Les propositions doivent être mises sur la table

 
Mme Merkel a souligné que l'UE allait se montrer flexible lors des négociations, pourvu que les autres États prennent aussi des engagements fermes. « Tout dépend de ce que les autres mettront sur la table à Copenhague », selon la chancelière.
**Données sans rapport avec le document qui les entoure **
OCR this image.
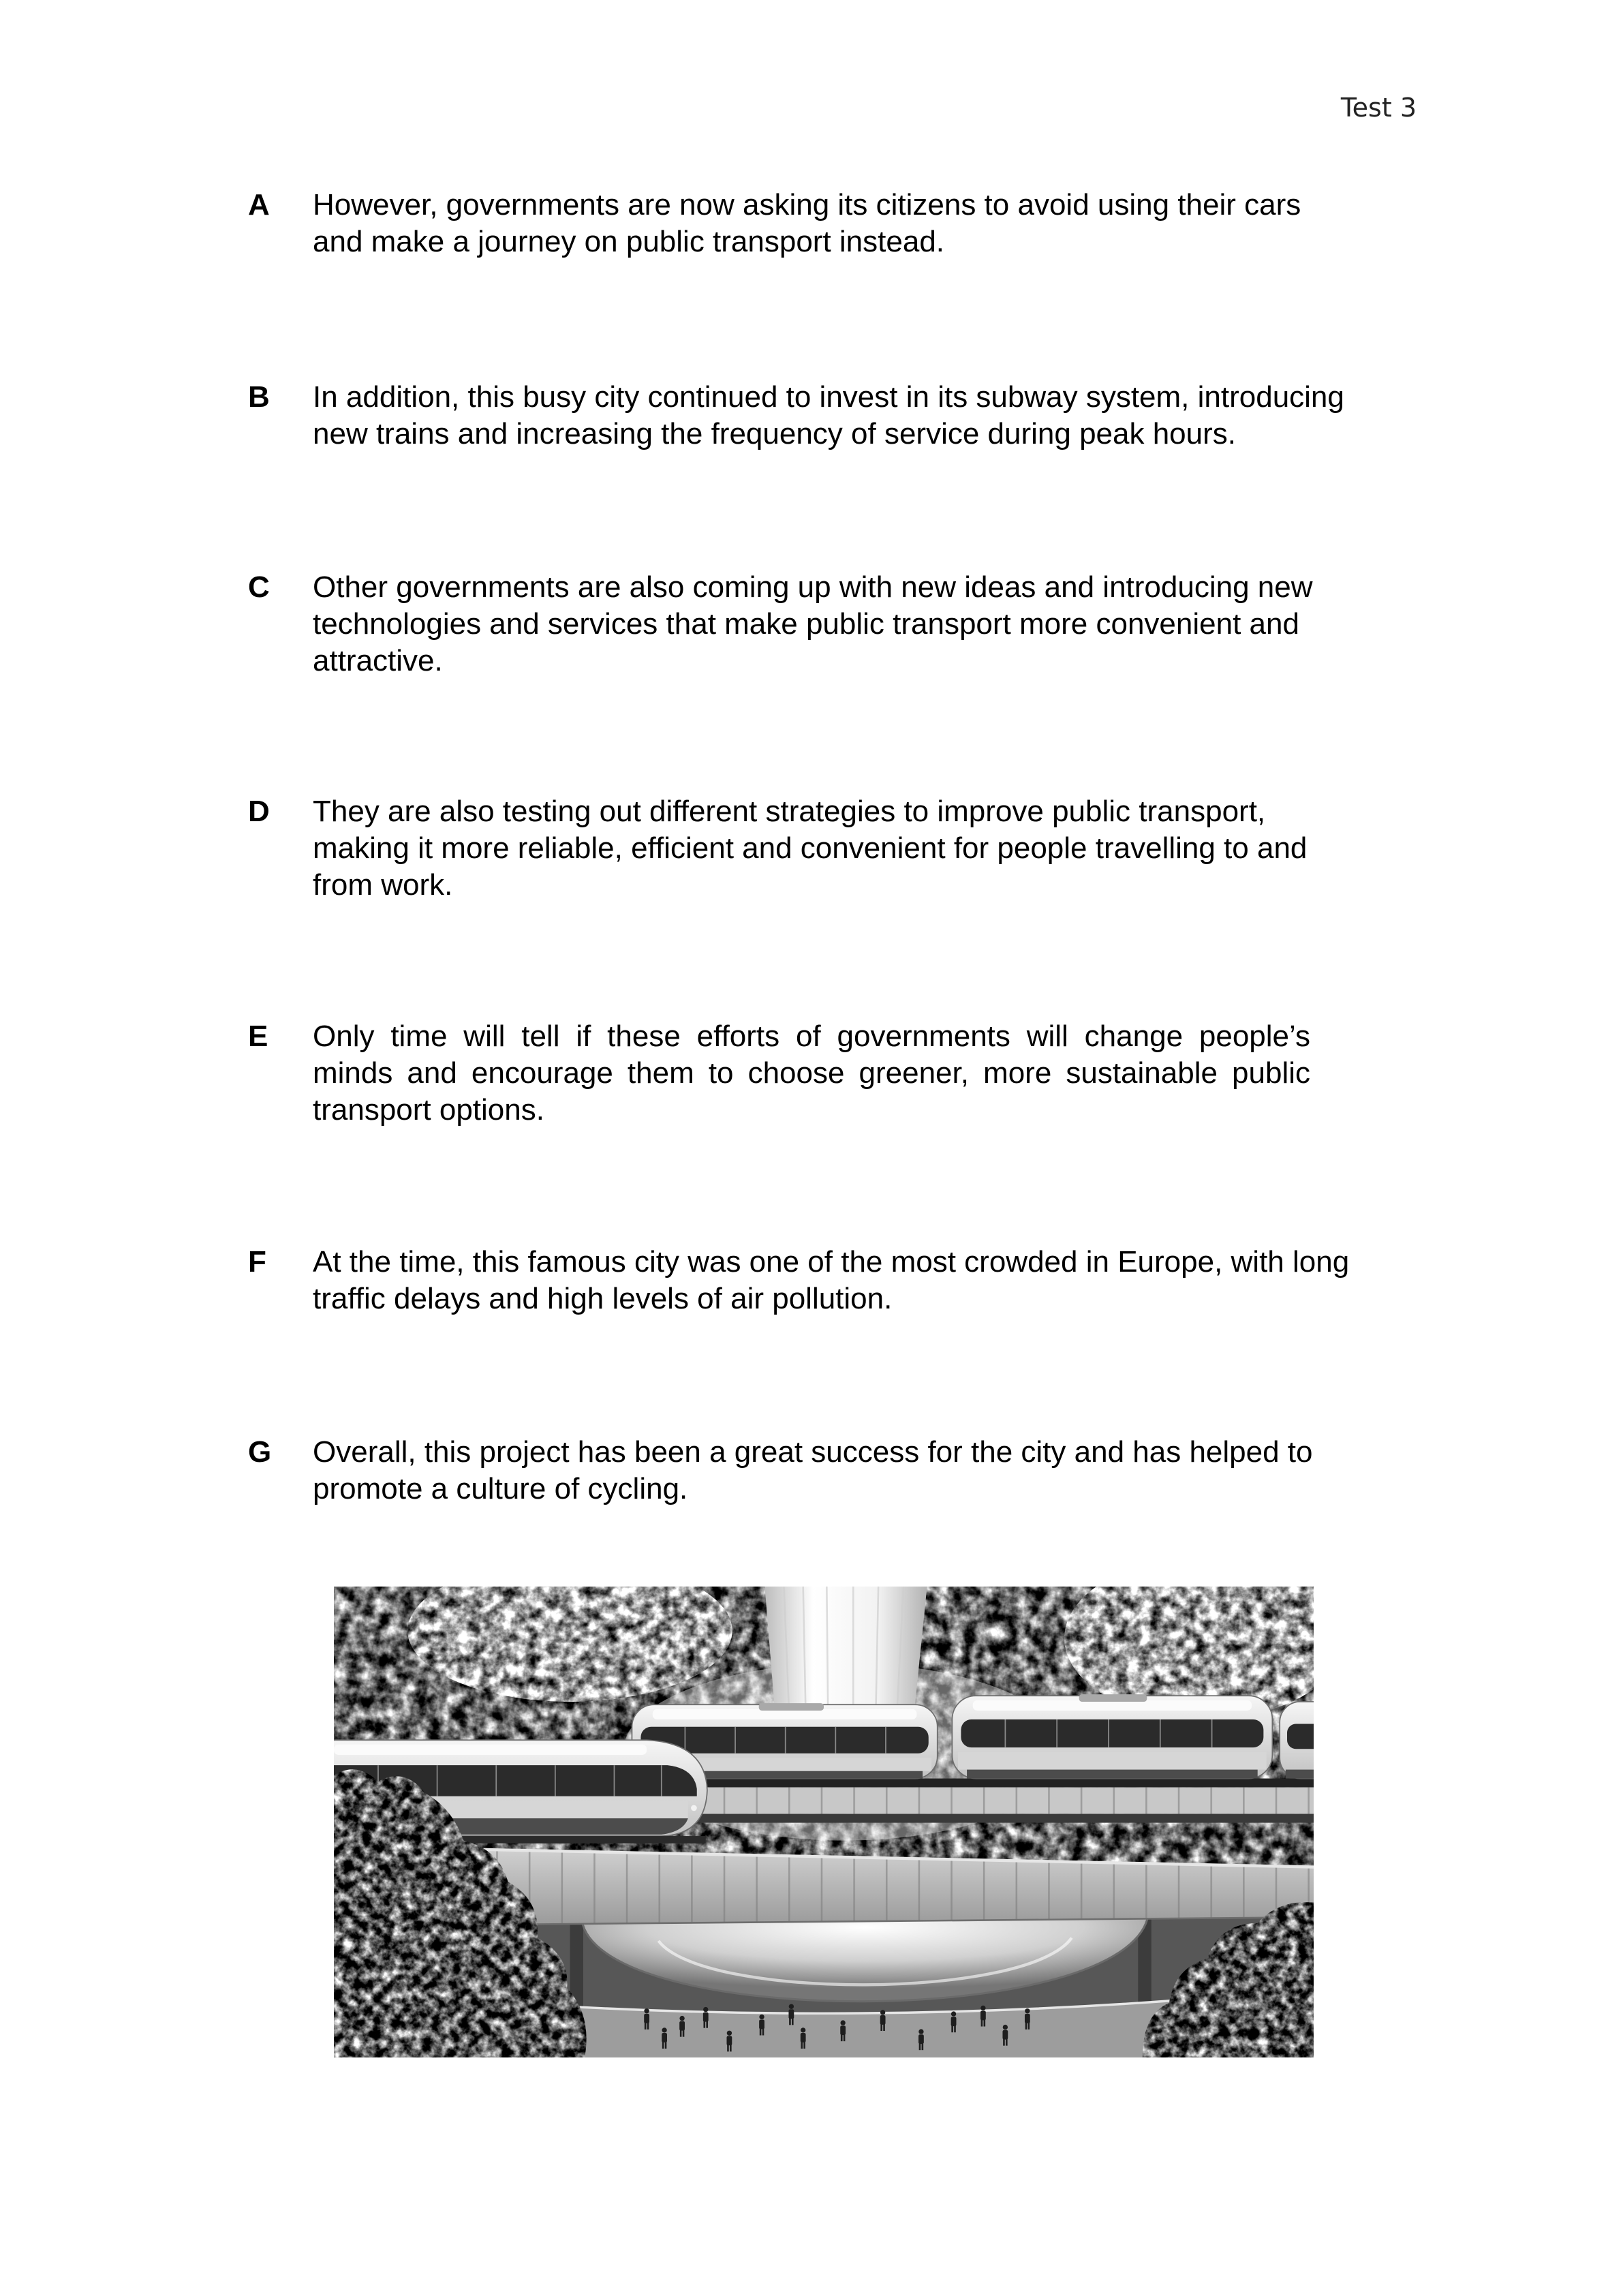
Test 3
A However, governments are now asking its citizens to avoid using their cars
and make a journey on public transport instead.
B In addition, this busy city continued to invest in its subway system, introducing
new trains and increasing the frequency of service during peak hours.
C Other governments are also coming up with new ideas and introducing new
technologies and services that make public transport more convenient and
attractive.
D They are also testing out different strategies to improve public transport,
making it more reliable, efficient and convenient for people travelling to and
from work.
E Only time will tell if these efforts of governments will change people’s
minds and encourage them to choose greener, more sustainable public
transport options.
F At the time, this famous city was one of the most crowded in Europe, with long
traffic delays and high levels of air pollution.
G Overall, this project has been a great success for the city and has helped to
promote a culture of cycling.
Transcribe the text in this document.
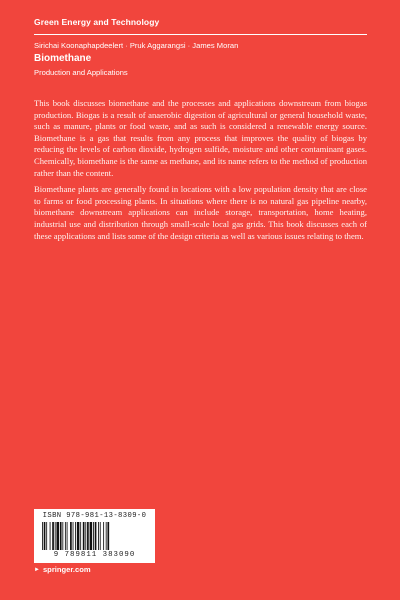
Green Energy and Technology
Sirichai Koonaphapdeelert · Pruk Aggarangsi · James Moran
Biomethane
Production and Applications

This book discusses biomethane and the processes and applications downstream from biogas production. Biogas is a result of anaerobic digestion of agricultural or general household waste, such as manure, plants or food waste, and as such is considered a renewable energy source. Biomethane is a gas that results from any process that improves the quality of biogas by reducing the levels of carbon dioxide, hydrogen sulfide, moisture and other contaminant gases. Chemically, biomethane is the same as methane, and its name refers to the method of production rather than the content.

Biomethane plants are generally found in locations with a low population density that are close to farms or food processing plants. In situations where there is no natural gas pipeline nearby, biomethane downstream applications can include storage, transportation, home heating, industrial use and distribution through small-scale local gas grids. This book discusses each of these applications and lists some of the design criteria as well as various issues relating to them.

ISBN 978-981-13-8309-0
9 789811 383090
► springer.com
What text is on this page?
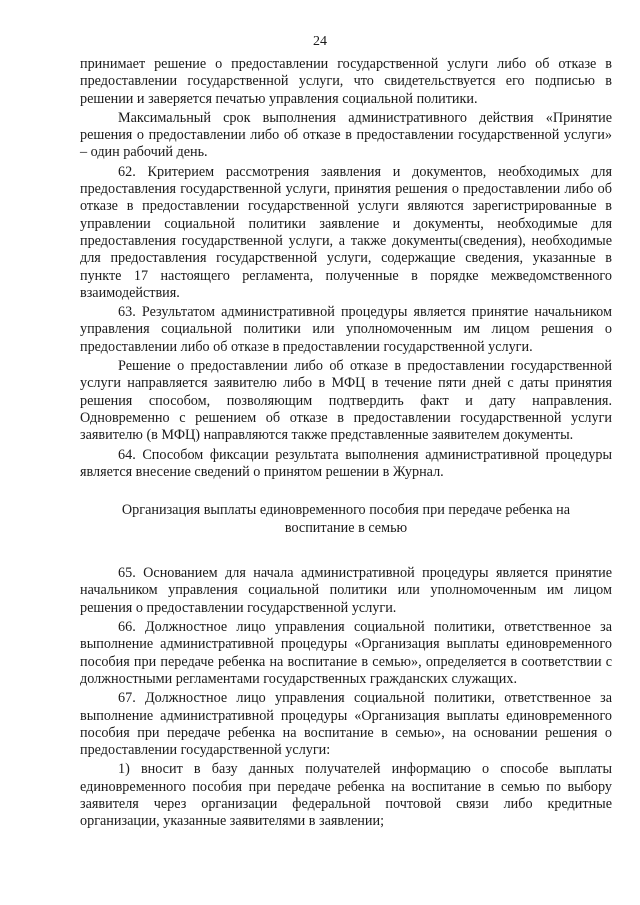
24

принимает решение о предоставлении государственной услуги либо об отказе в предоставлении государственной услуги, что свидетельствуется его подписью в решении и заверяется печатью управления социальной политики.

Максимальный срок выполнения административного действия «Принятие решения о предоставлении либо об отказе в предоставлении государственной услуги» – один рабочий день.

62. Критерием рассмотрения заявления и документов, необходимых для предоставления государственной услуги, принятия решения о предоставлении либо об отказе в предоставлении государственной услуги являются зарегистрированные в управлении социальной политики заявление и документы, необходимые для предоставления государственной услуги, а также документы(сведения), необходимые для предоставления государственной услуги, содержащие сведения, указанные в пункте 17 настоящего регламента, полученные в порядке межведомственного взаимодействия.

63. Результатом административной процедуры является принятие начальником управления социальной политики или уполномоченным им лицом решения о предоставлении либо об отказе в предоставлении государственной услуги.

Решение о предоставлении либо об отказе в предоставлении государственной услуги направляется заявителю либо в МФЦ в течение пяти дней с даты принятия решения способом, позволяющим подтвердить факт и дату направления. Одновременно с решением об отказе в предоставлении государственной услуги заявителю (в МФЦ) направляются также представленные заявителем документы.

64. Способом фиксации результата выполнения административной процедуры является внесение сведений о принятом решении в Журнал.

Организация выплаты единовременного пособия при передаче ребенка на воспитание в семью

65. Основанием для начала административной процедуры является принятие начальником управления социальной политики или уполномоченным им лицом решения о предоставлении государственной услуги.

66. Должностное лицо управления социальной политики, ответственное за выполнение административной процедуры «Организация выплаты единовременного пособия при передаче ребенка на воспитание в семью», определяется в соответствии с должностными регламентами государственных гражданских служащих.

67. Должностное лицо управления социальной политики, ответственное за выполнение административной процедуры «Организация выплаты единовременного пособия при передаче ребенка на воспитание в семью», на основании решения о предоставлении государственной услуги:

1) вносит в базу данных получателей информацию о способе выплаты единовременного пособия при передаче ребенка на воспитание в семью по выбору заявителя через организации федеральной почтовой связи либо кредитные организации, указанные заявителями в заявлении;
Parlant au nom des Européens, elle a également assuré : « Nous ferons notre part. »
 
La chancelière s'est montrée convaincue que le fait de fixer des objectifs en matière de protection du climat et de les ancrer dans des accords contraignants spécifiant la manière dont la communauté internationale entend les atteindre était encore plus important que les questions relatives au financement : « Il nous faut un accord comportant des objectifs et des mécanismes menant à un système d'échange mondial des droits d'émission de CO2 ».
 
Maintenant que les Européens se sont mis d'accord, la voie est ouverte à des négociations au mandat clair avec les États-Unis, la Chine et l'Inde.
 

Entrée en vigueur du Traité de Lisbonne : derniers obstacles surmontés

 
« L'entrée en vigueur est à portée de main », a affirmé Mme Merkel. Les chances sont désormais bonnes de mener à bien le projet.
 
Déjà hier, les chefs d'État et de gouvernement s'étaient entendus sur une dérogation pour la République tchèque.